Shah, even as he points out the several pluses of the new government, veers to the topical subject of oil prices. For one, he is pleased that the government is not showing a populist tendency, giving away the benefits of lower oil prices to the consumer. And then, he does a quick mental calculation and tells us that “this year we will be current account surplus and there will be no burden of fiscal deficit”. He also says that the rupee is now one of the most stable currencies, maybe after the US dollar and the Chinese renminbi. But the big concern for him is how the government will get into the capex cycle. “Will the government start spending first?” he asks, wondering how both the government and the industry can create demand and growth by taking advantage of the present situation. “It is so difficult to get land. And it takes more than five years to get a cement plant going. So starting the cycle is not easy,” he says. However, there will be enough opportunities to invest.

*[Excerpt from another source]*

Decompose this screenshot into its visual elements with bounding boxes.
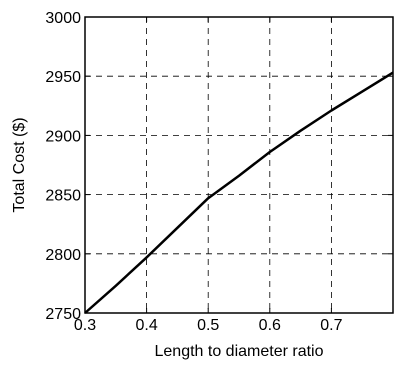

“But then it is always luck that decides success,” he says, looking at the pictures of spiritual gurus adorning his walls. “Who am I?” is the question he is trying to understand. And it is a very difficult question to answer, Shah says. Perhaps that is why he is reclusive and spends his time introspecting. His spirituality is evident. Consider that Shah has avoided investing in tobacco, hotels and liquor as they don’t fit in his internal philosophy. He wants to live a quiet life, coming to office at 8.15 am and going home by 3 pm, he tells us.
As the meeting ends, he walks us to the elevator, saying he is always ready for a chat, but is not willing to engage in just yet another media interaction. He had, at the outset, said a firm ‘no’ to photographs and voice recordings.
As we say goodbye, we ask if there are any investment gurus who he follows or reads. “The letters of Warren Buffett,” he says. The elevator has reached us at that point and Shah shakes our hand again, for the fourth time since we left his corner office. And we exit, with much to mull over, and thinking that introspection can be an infectious thing.